Secondo quanto reso noto, il dramma si è consumato a bordo del volo QF4, partito dagli Stati Uniti e diretto verso l’Australia con scalo ad Auckland. Nonostante il tempestivo intervento dell’equipaggio e dei medici presenti a bordo, per la passeggera non c’è stato nulla da fare.
I soccorsi durante il volo
Il malore si sarebbe verificato mentre il Boeing 787-9 Dreamliner era già in rotta verso Auckland. I piloti hanno quindi allertato la torre di controllo, chiedendo l’intervento dei servizi di emergenza medica all’arrivo in aeroporto.
Una volta atterrato in Nuova Zelanda, il velivolo è stato raggiunto dai soccorritori, ma i sanitari hanno potuto soltanto constatare il decesso della donna.
Un portavoce di Qantas ha confermato l’accaduto, spiegando che “l’equipaggio e i medici a bordo hanno prestato i primi soccorsi, ma purtroppo la persona è deceduta”. La compagnia ha inoltre precisato che, come previsto dalle procedure standard, i servizi di emergenza sono intervenuti immediatamente dopo l’atterraggio.
Ritardi e sosta prolungata ad Auckland
L’episodio ha avuto conseguenze anche sull’operatività del volo. Dopo l’arrivo ad Auckland, l’aereo è rimasto fermo in pista per circa un’ora e mezza, il tempo necessario per consentire i soccorsi e gli accertamenti iniziali a bordo.
Successivamente, il volo è ripartito con ritardo verso la destinazione finale, Sydney, tratta che richiede oltre quattro ore di viaggio. La ripartenza sarebbe avvenuta poco dopo le 8 del mattino, ora locale.
Indagini aperte sulle cause della morte
Sulla vicenda è intervenuta anche la polizia neozelandese, che ha confermato di essere stata chiamata per un decesso improvviso avvenuto durante la notte su un volo Qantas proveniente da New York e diretto ad Auckland.

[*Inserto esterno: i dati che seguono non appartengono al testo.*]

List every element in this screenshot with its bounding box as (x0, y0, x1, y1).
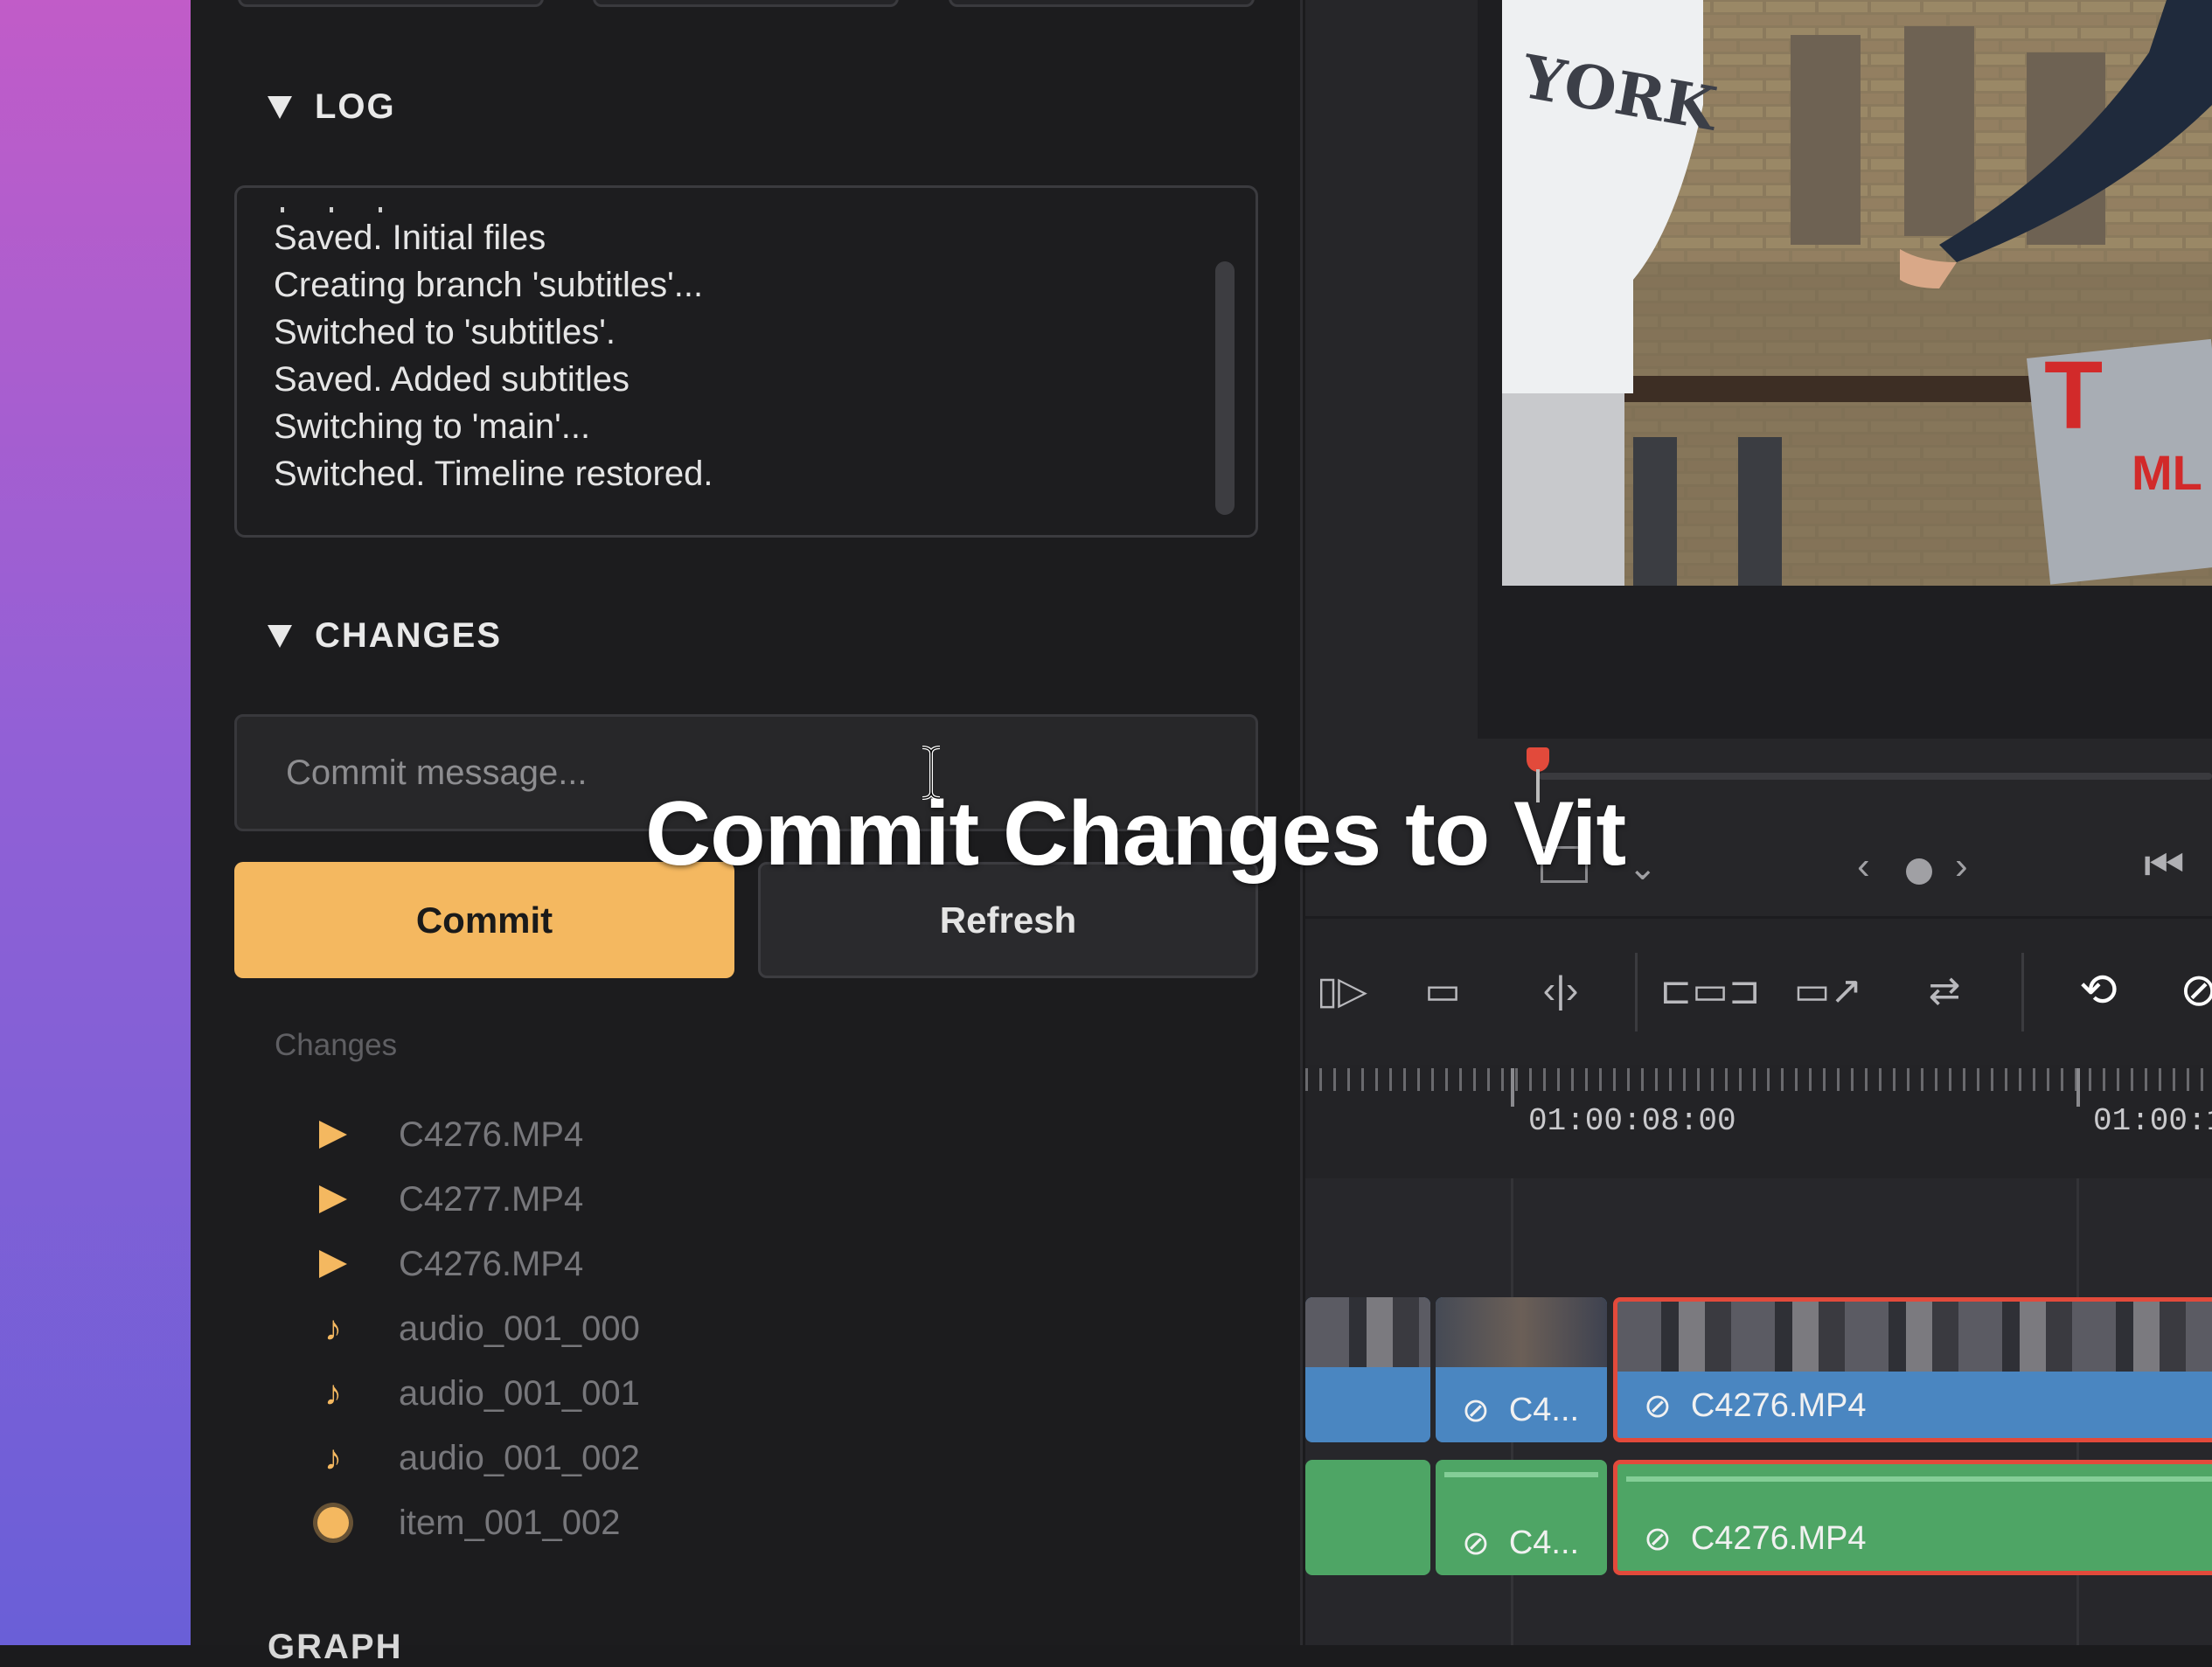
log-line: Switched. Timeline restored. (274, 455, 713, 493)
log-line: Saved. Initial files (274, 219, 546, 257)
file-name: C4276.MP4 (399, 1244, 584, 1283)
clip-thumbnail (1436, 1297, 1607, 1367)
video-icon (313, 1244, 353, 1284)
circle-icon (313, 1503, 353, 1543)
clip-name: C4... (1508, 1392, 1580, 1428)
dynamic-trim-icon[interactable]: ‹|› (1521, 960, 1600, 1021)
video-clip[interactable] (1305, 1297, 1430, 1442)
audio-clip[interactable]: ⊘ C4... (1436, 1460, 1607, 1575)
file-name: C4276.MP4 (399, 1115, 584, 1154)
insert-clip-icon[interactable]: ⊏▭⊐ (1659, 960, 1760, 1021)
audio-waveform (1626, 1476, 2212, 1482)
svg-text:T: T (2044, 342, 2103, 449)
changed-file-item[interactable]: C4276.MP4 (313, 1108, 583, 1161)
changed-file-item[interactable]: C4276.MP4 (313, 1238, 583, 1290)
clip-label: ⊘ C4276.MP4 (1644, 1386, 1867, 1426)
music-note-icon: ♪ (324, 1309, 342, 1348)
music-note-icon: ♪ (324, 1373, 342, 1413)
blade-tool-icon[interactable]: ▭ (1408, 960, 1478, 1021)
video-frame-image: YORK T ML (1502, 0, 2212, 586)
log-line: Creating branch 'subtitles'... (274, 266, 704, 304)
top-button-1[interactable] (238, 0, 544, 7)
link-icon: ⊘ (1644, 1388, 1672, 1425)
top-button-2[interactable] (593, 0, 899, 7)
replace-clip-icon[interactable]: ⇄ (1901, 960, 1988, 1021)
video-caption-overlay: Commit Changes to Vit (645, 783, 1626, 885)
clip-name: C4276.MP4 (1690, 1387, 1867, 1424)
toolbar-divider (1635, 953, 1638, 1031)
log-lines: Saved. Initial files Creating branch 'su… (274, 214, 713, 497)
changed-file-item[interactable]: item_001_002 (313, 1497, 621, 1549)
timeline-ruler[interactable] (1305, 1065, 2212, 1178)
music-note-icon: ♪ (324, 1438, 342, 1477)
chevron-down-icon[interactable]: ⌄ (1628, 848, 1658, 888)
audio-clip[interactable] (1305, 1460, 1430, 1575)
clipped-log-line (281, 207, 386, 212)
clip-thumbnail (1305, 1297, 1430, 1367)
next-arrow-icon[interactable]: › (1955, 844, 1968, 888)
log-section-header[interactable]: LOG (268, 87, 396, 127)
ruler-major-tick (1511, 1068, 1514, 1107)
changes-section-header[interactable]: CHANGES (268, 616, 502, 656)
audio-waveform (1444, 1472, 1598, 1477)
collapse-triangle-icon (268, 624, 292, 648)
clip-label: ⊘ C4276.MP4 (1644, 1519, 1867, 1559)
log-scrollbar[interactable] (1215, 261, 1235, 515)
file-name: audio_001_002 (399, 1438, 640, 1477)
clip-label: ⊘ C4... (1462, 1524, 1579, 1563)
desktop-background (0, 0, 191, 1645)
video-preview: YORK T ML (1502, 0, 2212, 586)
ruler-major-tick (2076, 1068, 2080, 1107)
graph-section-header[interactable]: GRAPH (268, 1628, 402, 1667)
changed-file-item[interactable]: C4277.MP4 (313, 1173, 583, 1226)
video-clip-selected[interactable]: ⊘ C4276.MP4 (1613, 1297, 2212, 1442)
scrub-bar[interactable] (1539, 773, 2212, 780)
snapping-magnet-icon[interactable]: ⟲ (2063, 960, 2133, 1021)
audio-clip-selected[interactable]: ⊘ C4276.MP4 (1613, 1460, 2212, 1575)
overwrite-clip-icon[interactable]: ▭↗ (1789, 960, 1868, 1021)
svg-text:ML: ML (2132, 445, 2202, 500)
top-button-3[interactable] (949, 0, 1255, 7)
file-name: item_001_002 (399, 1503, 621, 1542)
changes-list-label: Changes (275, 1028, 398, 1062)
center-dot-icon[interactable] (1906, 858, 1932, 885)
toolbar-divider (2021, 953, 2024, 1031)
text-cursor-icon (922, 746, 941, 800)
changed-file-item[interactable]: ♪ audio_001_001 (313, 1367, 640, 1420)
clip-name: C4... (1508, 1525, 1580, 1561)
trim-tool-icon[interactable]: ▯▷ (1311, 960, 1373, 1021)
log-heading: LOG (315, 87, 396, 126)
log-line: Switching to 'main'... (274, 407, 591, 446)
log-output[interactable]: Saved. Initial files Creating branch 'su… (234, 185, 1258, 538)
video-clip[interactable]: ⊘ C4... (1436, 1297, 1607, 1442)
clip-name: C4276.MP4 (1690, 1520, 1867, 1557)
changed-file-item[interactable]: ♪ audio_001_002 (313, 1432, 640, 1484)
link-icon[interactable]: ⊘ (2177, 960, 2212, 1021)
changed-file-item[interactable]: ♪ audio_001_000 (313, 1302, 640, 1355)
video-icon (313, 1179, 353, 1219)
log-line: Saved. Added subtitles (274, 360, 630, 399)
skip-to-start-icon[interactable]: ⏮ (2144, 839, 2185, 893)
video-icon (313, 1115, 353, 1155)
clip-thumbnail (1617, 1302, 2212, 1372)
link-icon: ⊘ (1462, 1393, 1490, 1429)
changes-heading: CHANGES (315, 616, 503, 655)
clip-label: ⊘ C4... (1462, 1391, 1579, 1430)
file-name: C4277.MP4 (399, 1179, 584, 1219)
playhead-marker[interactable] (1527, 747, 1549, 772)
collapse-triangle-icon (268, 95, 292, 119)
prev-arrow-icon[interactable]: ‹ (1857, 844, 1870, 888)
timecode-label: 01:00:16 (2093, 1103, 2212, 1139)
link-icon: ⊘ (1462, 1525, 1490, 1562)
timecode-label: 01:00:08:00 (1528, 1103, 1736, 1139)
log-line: Switched to 'subtitles'. (274, 313, 616, 351)
file-name: audio_001_001 (399, 1373, 640, 1413)
file-name: audio_001_000 (399, 1309, 640, 1348)
link-icon: ⊘ (1644, 1521, 1672, 1558)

Le autorità hanno avviato gli accertamenti per chiarire le circostanze della morte della donna. L’indagine, come da prassi in casi simili, viene condotta per conto del coroner, che dovrà stabilire con precisione le cause del decesso.
Un caso che riaccende l’attenzione sui voli ultra long haul
La tragedia avvenuta sul collegamento tra New York e Auckland riporta l’attenzione sulle criticità legate ai voli ultra long haul, ovvero le tratte aeree più lunghe al mondo. In questi collegamenti, la gestione delle emergenze mediche a bordo diventa particolarmente delicata, proprio a causa dei lunghi tempi di percorrenza e della distanza dagli aeroporti alternativi.
In questo caso, nonostante il rapido intervento del personale di bordo e dei medici presenti tra i passeggeri, il malore si è rivelato fatale. Restano ora da chiarire le cause esatte della morte, mentre proseguono le indagini delle autorità neozelandesi.